ME: I abstain from expressing opinions on abortion, but I live in [state] and [state] has no respect for the rule of law. That leaves it to orgs like ACLU to keep the asshats in check.
Female 1: Thank you for your open mind, sir. You are so very appreciated!
Female 2: As you should! Women’s bodies are not anyone’s to govern, thank you for being an ally.
Me: [Female 2] I gotta say that your exclamation point strikes me rather militantly, but I strive for a pacifist stance. It’s kinda more like this: I don’t have a uterus so I can never understand crisis pregnancy dilemma any more than I can understand blindness or deafness. I presume that no woman *wants* to be faced with the choice of elective abortion and I imagine that elective abortion is the least-bad option in a no-win scenario (using “elective” in its clinical sense).
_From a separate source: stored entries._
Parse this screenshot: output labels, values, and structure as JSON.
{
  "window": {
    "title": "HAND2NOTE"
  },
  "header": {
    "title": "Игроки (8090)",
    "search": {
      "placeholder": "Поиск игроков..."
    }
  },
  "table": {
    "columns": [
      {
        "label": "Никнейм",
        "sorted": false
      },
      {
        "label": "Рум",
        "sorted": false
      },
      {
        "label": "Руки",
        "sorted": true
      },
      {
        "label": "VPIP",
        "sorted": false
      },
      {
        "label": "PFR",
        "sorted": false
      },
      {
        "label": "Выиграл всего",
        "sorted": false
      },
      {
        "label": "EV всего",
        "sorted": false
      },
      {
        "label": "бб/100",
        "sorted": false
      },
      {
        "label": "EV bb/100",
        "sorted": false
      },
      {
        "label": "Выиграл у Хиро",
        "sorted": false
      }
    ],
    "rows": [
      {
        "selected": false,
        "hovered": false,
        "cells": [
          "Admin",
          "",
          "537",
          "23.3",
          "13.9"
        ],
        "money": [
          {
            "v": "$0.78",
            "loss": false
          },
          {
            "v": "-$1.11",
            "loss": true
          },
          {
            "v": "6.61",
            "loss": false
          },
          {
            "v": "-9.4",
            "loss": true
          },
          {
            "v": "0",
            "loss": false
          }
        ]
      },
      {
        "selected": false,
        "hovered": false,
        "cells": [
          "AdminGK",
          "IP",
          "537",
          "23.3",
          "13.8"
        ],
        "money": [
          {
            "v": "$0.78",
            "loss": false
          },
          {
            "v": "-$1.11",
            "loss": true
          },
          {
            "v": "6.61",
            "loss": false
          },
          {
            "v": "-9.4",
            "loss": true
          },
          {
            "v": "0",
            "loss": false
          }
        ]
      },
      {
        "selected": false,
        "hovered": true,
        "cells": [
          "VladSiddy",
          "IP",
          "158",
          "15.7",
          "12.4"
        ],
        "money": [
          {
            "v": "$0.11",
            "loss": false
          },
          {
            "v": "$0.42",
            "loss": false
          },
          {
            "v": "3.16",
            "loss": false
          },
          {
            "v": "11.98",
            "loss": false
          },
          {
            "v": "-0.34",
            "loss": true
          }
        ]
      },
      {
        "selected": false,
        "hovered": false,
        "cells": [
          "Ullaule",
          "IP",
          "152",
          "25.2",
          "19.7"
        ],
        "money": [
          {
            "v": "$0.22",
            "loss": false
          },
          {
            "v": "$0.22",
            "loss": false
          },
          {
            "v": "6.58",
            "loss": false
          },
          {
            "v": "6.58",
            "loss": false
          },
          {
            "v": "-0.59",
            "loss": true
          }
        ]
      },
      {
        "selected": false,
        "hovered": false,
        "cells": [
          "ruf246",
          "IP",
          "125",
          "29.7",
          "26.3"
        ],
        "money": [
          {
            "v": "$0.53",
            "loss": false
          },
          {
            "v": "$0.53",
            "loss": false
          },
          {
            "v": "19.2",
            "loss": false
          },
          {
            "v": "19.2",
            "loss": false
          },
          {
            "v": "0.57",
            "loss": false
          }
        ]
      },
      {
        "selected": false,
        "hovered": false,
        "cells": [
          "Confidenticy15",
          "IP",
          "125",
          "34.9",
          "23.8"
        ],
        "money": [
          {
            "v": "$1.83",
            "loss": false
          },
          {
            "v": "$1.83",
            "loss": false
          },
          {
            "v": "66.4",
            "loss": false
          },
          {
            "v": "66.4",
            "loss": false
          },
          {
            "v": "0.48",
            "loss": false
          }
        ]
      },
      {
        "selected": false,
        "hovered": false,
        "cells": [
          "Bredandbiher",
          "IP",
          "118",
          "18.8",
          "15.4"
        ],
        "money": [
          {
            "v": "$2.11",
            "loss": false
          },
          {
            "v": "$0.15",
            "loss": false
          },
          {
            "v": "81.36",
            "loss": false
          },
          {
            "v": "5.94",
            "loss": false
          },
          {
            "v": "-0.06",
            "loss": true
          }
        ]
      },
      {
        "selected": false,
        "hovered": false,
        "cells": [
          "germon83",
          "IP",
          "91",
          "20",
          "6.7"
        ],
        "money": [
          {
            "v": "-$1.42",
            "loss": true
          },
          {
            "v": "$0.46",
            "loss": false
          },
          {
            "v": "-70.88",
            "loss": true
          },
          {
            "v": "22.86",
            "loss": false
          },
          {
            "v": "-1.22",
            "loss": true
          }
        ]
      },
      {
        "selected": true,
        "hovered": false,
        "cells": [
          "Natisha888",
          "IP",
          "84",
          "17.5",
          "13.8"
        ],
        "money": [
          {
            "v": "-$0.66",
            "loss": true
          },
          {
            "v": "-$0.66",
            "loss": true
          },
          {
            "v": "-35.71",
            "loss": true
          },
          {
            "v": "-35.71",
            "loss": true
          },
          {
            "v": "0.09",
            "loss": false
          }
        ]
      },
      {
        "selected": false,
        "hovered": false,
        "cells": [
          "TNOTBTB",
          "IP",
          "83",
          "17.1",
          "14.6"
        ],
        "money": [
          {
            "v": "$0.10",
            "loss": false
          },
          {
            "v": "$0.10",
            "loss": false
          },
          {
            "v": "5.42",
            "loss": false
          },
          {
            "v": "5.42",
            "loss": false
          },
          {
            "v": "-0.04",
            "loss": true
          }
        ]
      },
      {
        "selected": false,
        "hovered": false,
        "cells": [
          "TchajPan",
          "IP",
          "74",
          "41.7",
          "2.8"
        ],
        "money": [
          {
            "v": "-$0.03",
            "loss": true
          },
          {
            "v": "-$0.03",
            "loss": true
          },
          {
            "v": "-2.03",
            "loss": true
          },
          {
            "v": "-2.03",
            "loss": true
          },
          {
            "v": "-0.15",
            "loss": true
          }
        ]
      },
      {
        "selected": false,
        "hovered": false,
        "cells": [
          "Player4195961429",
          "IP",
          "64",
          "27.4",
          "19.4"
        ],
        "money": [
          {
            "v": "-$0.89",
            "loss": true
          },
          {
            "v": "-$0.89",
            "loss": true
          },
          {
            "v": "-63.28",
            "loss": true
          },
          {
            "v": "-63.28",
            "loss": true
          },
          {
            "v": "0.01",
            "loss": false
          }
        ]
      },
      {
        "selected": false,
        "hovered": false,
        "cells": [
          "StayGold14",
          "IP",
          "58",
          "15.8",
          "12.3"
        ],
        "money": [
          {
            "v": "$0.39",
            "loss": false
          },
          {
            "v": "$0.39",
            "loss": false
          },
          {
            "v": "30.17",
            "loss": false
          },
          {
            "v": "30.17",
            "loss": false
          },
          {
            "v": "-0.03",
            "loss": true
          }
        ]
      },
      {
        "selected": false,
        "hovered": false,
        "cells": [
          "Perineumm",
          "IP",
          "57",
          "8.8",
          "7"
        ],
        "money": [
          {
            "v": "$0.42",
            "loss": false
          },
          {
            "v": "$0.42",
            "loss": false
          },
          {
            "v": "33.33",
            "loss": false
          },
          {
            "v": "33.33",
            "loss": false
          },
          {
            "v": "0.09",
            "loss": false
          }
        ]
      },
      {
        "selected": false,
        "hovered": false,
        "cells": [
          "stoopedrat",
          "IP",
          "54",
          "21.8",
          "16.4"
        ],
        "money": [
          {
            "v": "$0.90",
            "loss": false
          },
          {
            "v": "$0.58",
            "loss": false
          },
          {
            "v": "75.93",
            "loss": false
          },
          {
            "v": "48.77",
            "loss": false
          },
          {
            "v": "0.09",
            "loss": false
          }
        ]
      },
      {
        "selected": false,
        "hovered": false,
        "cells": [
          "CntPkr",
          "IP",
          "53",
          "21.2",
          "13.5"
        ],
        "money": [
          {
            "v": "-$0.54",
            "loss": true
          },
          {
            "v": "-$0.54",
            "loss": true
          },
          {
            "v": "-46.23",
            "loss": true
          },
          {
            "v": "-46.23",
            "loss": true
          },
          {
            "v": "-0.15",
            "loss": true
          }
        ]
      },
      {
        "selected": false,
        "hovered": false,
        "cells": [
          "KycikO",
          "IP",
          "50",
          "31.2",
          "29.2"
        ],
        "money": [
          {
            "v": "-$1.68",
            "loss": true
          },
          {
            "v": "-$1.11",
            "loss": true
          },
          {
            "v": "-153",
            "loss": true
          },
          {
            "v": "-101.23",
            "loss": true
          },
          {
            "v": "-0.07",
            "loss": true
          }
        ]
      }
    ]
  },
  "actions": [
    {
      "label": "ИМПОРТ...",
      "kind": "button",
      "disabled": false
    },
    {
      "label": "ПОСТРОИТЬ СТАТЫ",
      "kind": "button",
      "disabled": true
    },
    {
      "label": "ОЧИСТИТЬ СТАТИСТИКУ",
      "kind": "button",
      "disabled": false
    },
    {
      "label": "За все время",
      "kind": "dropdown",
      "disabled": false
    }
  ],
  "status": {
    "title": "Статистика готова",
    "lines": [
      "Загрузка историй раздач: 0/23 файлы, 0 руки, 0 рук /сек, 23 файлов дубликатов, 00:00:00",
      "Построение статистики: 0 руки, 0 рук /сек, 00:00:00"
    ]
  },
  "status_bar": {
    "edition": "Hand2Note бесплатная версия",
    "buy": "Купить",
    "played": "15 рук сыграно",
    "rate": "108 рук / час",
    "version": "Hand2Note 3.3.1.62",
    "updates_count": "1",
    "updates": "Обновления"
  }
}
I feel sadness for the whole situation and despite evangelical indoctrination of my youth, the mature faith of my adulthood brings me to an understanding that since I am not God, I cannot decree what is morally right or wrong. Each of us blindly ambles through this life. So many of us, though, find it so difficult to forgive ourselves that we genuinely seek to help others avoid those things for which we blame ourselves. The result is a one-size-fits-all legalism that loses sight of reality. I don’t accept that life “begins” at any arbitrary moment, but rather that life flows or continues. I think that all human life is valuable. That means the living, breathing mothers first. I also think that the value of human life means that the death penalty is unjustifiable. And I think that euthanasia is something that a person has to decide for her/his/their/self/selves. My point is, I don’t find judgment as a solution to anything. In a perfect world, there would be no crisis pregnancies, no gestational complications, and no congenital anomalies. But we don’t live in a perfect world so there is no perfect paradigm. If a woman in crisis asked my opinion, I like to think that I would listen entirely, speak minimally, and love unconditionally.